The nullable type footgun is particularly worrying with a lot of LLVM-style APIs that are full of nullable objects. Doing something like if (auto *foo = dyn_cast<Bar>(baz)) is quite common and will make it easy to trigger the gun. MLIR is even worse in this sense because it has nullable value-types that are not even pointers. Since nullability isn’t really a language concept, I don’t think we can have a compiler warning to guard against this case?

One advantage that’s sometimes extremely useful is being able to chain an else:

if (auto foo = ...; foo && foo->bar()) {
  ...
} else {
  ...
}

I know there have been cases in the past where I’ve really wanted C++17 so I could write that in LLVM.

1 Like

I’m pretty sure it’s legal to use the variable defined in if in the else block:

Apologies, that looks like that’s what you meant.

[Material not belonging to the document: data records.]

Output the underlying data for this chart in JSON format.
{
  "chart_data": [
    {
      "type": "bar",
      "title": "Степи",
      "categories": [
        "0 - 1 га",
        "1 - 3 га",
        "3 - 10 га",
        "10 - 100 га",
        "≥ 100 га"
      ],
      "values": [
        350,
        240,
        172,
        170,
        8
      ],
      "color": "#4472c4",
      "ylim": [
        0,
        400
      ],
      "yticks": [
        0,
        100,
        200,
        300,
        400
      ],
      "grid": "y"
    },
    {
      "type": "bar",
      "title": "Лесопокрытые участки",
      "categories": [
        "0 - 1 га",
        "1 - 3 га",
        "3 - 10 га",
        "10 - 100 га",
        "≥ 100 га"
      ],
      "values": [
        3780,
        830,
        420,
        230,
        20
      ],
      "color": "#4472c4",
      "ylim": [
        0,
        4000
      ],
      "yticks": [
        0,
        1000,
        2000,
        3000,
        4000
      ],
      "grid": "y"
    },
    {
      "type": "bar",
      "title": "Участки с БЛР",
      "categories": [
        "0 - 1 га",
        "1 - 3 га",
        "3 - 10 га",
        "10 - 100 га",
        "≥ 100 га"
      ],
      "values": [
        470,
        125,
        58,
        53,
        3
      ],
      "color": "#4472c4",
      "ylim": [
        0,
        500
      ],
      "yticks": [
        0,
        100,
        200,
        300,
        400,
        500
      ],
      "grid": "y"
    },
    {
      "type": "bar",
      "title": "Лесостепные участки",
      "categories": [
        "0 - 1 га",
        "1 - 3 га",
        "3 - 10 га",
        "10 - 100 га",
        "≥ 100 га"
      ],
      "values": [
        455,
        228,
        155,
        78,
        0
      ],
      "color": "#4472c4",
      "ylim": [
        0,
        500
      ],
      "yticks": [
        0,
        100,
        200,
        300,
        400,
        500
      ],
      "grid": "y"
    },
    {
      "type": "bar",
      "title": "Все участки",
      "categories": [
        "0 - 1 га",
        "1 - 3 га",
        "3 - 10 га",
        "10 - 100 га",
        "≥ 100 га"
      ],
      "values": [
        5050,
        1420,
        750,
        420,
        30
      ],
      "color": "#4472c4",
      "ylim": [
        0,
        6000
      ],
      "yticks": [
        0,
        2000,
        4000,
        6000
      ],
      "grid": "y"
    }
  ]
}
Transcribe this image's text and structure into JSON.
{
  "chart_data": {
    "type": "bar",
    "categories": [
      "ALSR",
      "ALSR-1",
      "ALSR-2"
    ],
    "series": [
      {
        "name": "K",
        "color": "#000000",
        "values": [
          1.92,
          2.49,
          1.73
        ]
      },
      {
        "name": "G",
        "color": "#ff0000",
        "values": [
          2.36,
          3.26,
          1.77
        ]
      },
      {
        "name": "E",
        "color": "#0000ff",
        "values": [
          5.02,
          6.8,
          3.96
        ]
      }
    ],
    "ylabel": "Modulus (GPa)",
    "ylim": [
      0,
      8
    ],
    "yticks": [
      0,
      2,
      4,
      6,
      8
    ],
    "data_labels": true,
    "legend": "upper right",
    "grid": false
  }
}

No, I just mean that it simplifies control flow so you don’t need to duplicate the contents of the else like:

if (auto foo = ...) {
  if (foo->bar()) {
    thing1
  } else {
    thing2
  }
} else {
  thing2
}

or introduce some new bool as:

bool baz;
if (auto foo = ...) {
  if (foo->bar()) {
    baz = true;
    thing1
  } else {
    baz = false;
  }
} else {
  baz = false;
}
if (!baz) {
  thing2
}

+1

Maybe we could solidify some more nuanced rules as to when it is appropiate to use them?
Something akin to:

  • Don’t use them with nullable types when nested ifs suffice. I.e. prefer:
if (auto thing = calcthing())
    if (thing.predicate())
        // thing

over

if (auto thing = calcthing(); thing && thing.predicate)
    // thing
  • Do use them to move otherwise redundant declarations into the if scope. I.e. prefer:
if (auto result = map.find(thing); result != map.end()) {
    // thing
}

over

auto result = map.find(thing);
if (result != map.end()) {
   // thing
}
  • Do use them to share else branches. I.e. prefer:
if (auto thing = calcthing(); thing && thing.predicate()) {
   // thing1
}  else {
  // thing2
}

over

if (auto thing = calcthing()) {
  if (thing.predicate()) {
    // thing1
  } else {
    // thing2
  }
} else {
  // thing2
}

The issue here is that both the last and first point are in conflict with each other in some situations. I’d personally be in favour of making the last rule here win over the first one generally speaking. Such cases might also be rather rare however.